4. Conduct further research: The study highlights the need for future studies to better understand the biological mechanisms of in utero drug exposure and its impact on drug metabolism. Conducting further research can help improve the dosing of antimalarial drugs for treatment and prevention during infancy.

To simulate the impact of these recommendations on improving access to maternal health, a methodology could include the following steps:

1. Define the target population: Identify the specific population that will benefit from the recommendations, such as pregnant women in malaria-endemic areas.

2. Collect baseline data: Gather data on the current access to maternal health services, including IPTp coverage, availability of LLINs, and antenatal care utilization.

3. Define indicators: Determine the key indicators that will be used to measure the impact of the recommendations, such as the percentage increase in IPTp-DP coverage, LLIN distribution rates, and antenatal care attendance.

4. Develop a simulation model: Create a simulation model that incorporates the baseline data and the potential impact of the recommendations. This model should consider factors such as population size, geographical distribution, and healthcare infrastructure.

5. Run simulations: Use the simulation model to project the potential impact of the recommendations over a specific time period. This can be done by adjusting the input parameters based on the expected changes resulting from the recommendations.

6. Analyze results: Analyze the simulation results to assess the potential improvements in access to maternal health. This can include measuring changes in key indicators, estimating the number of additional pregnant women reached, and identifying any potential challenges or limitations.

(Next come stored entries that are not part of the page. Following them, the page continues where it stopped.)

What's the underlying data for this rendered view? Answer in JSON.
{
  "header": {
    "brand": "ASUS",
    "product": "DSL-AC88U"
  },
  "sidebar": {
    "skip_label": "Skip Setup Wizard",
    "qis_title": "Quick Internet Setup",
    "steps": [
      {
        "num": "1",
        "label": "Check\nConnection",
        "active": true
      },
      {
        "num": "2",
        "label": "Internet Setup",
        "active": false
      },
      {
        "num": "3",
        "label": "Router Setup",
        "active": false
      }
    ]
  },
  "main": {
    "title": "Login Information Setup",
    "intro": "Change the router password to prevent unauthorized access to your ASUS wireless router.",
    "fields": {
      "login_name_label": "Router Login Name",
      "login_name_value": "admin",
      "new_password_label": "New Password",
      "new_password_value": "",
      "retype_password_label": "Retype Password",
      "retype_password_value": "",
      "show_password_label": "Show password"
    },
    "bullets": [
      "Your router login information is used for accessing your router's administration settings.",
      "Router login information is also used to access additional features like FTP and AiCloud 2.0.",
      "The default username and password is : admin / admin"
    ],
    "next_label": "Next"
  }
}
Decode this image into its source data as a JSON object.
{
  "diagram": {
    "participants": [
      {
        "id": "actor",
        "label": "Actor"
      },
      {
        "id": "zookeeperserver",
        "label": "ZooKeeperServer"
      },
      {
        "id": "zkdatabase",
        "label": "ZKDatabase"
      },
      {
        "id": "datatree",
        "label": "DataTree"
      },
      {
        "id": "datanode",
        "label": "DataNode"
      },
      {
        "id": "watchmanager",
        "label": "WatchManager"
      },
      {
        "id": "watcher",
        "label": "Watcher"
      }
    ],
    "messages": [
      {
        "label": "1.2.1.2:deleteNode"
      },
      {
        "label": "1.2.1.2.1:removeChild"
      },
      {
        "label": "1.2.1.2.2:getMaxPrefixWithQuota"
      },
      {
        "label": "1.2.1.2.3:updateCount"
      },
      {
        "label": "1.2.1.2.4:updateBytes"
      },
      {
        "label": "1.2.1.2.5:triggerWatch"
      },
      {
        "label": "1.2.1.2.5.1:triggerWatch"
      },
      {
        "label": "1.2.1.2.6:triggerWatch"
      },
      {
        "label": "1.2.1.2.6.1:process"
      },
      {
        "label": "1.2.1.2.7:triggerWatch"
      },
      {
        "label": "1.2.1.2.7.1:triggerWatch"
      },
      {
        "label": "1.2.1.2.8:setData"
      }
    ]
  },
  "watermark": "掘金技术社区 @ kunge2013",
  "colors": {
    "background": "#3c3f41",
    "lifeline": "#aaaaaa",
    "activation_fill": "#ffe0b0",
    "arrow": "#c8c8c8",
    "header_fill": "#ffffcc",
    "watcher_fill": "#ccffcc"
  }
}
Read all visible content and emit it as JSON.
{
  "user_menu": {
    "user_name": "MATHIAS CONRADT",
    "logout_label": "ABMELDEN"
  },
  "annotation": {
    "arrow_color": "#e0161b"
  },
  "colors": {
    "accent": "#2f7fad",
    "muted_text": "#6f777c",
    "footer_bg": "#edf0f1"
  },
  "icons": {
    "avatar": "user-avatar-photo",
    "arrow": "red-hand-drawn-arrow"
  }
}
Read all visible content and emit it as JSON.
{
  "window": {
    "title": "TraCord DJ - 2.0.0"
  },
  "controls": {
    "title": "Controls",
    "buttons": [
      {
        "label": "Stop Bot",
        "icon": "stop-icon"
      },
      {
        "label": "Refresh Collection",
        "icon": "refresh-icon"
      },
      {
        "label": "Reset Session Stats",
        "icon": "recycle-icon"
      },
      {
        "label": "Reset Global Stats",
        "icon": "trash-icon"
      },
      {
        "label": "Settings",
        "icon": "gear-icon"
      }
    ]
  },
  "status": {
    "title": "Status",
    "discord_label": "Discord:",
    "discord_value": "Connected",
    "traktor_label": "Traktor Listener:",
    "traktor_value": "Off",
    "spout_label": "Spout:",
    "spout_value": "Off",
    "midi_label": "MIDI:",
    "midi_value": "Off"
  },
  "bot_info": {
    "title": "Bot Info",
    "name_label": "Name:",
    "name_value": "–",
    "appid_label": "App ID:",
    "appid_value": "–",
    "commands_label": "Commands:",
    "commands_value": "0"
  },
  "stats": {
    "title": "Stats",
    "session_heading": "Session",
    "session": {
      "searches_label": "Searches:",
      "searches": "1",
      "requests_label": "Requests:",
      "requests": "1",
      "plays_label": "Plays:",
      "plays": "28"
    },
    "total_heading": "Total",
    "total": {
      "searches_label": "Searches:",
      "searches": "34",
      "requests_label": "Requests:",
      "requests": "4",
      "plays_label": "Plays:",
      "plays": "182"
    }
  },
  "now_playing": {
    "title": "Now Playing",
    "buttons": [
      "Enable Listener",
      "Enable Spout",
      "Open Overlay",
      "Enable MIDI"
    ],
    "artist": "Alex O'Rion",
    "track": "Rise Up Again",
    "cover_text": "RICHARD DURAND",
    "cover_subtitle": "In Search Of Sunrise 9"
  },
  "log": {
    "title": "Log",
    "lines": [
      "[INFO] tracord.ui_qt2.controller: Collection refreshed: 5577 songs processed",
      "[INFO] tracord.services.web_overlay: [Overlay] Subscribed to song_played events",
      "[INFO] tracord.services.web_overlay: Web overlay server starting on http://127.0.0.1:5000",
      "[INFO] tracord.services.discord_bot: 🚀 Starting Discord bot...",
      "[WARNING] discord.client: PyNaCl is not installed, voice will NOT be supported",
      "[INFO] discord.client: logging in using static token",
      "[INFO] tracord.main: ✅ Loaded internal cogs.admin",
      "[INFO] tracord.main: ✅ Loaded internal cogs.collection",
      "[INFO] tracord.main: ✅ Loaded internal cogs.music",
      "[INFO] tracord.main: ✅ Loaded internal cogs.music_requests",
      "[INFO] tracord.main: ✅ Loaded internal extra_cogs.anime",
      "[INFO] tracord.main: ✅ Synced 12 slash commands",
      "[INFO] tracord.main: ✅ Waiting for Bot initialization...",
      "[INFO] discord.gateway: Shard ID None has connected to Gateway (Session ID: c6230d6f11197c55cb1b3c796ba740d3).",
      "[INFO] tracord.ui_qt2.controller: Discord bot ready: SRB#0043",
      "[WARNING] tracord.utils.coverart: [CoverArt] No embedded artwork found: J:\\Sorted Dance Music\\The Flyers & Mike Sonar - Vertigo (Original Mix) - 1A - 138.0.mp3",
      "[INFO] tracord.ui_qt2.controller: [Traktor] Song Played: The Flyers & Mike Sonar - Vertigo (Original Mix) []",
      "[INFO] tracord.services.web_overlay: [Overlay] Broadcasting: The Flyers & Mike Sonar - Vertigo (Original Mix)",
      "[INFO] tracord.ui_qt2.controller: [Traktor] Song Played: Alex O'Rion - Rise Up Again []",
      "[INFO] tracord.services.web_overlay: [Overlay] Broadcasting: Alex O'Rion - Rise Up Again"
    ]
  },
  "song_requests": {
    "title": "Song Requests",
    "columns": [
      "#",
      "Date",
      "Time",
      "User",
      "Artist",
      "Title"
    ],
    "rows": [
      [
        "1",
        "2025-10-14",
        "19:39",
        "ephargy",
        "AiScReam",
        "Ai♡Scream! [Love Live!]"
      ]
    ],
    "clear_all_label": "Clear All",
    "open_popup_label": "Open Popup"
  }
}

7. Refine and iterate: Based on the simulation results, refine the recommendations and the simulation model if necessary. Repeat the simulation process to further optimize the impact of the recommendations on improving access to maternal health.

By following this methodology, policymakers and healthcare providers can gain insights into the potential impact of implementing the recommendations and make informed decisions to improve access to maternal health.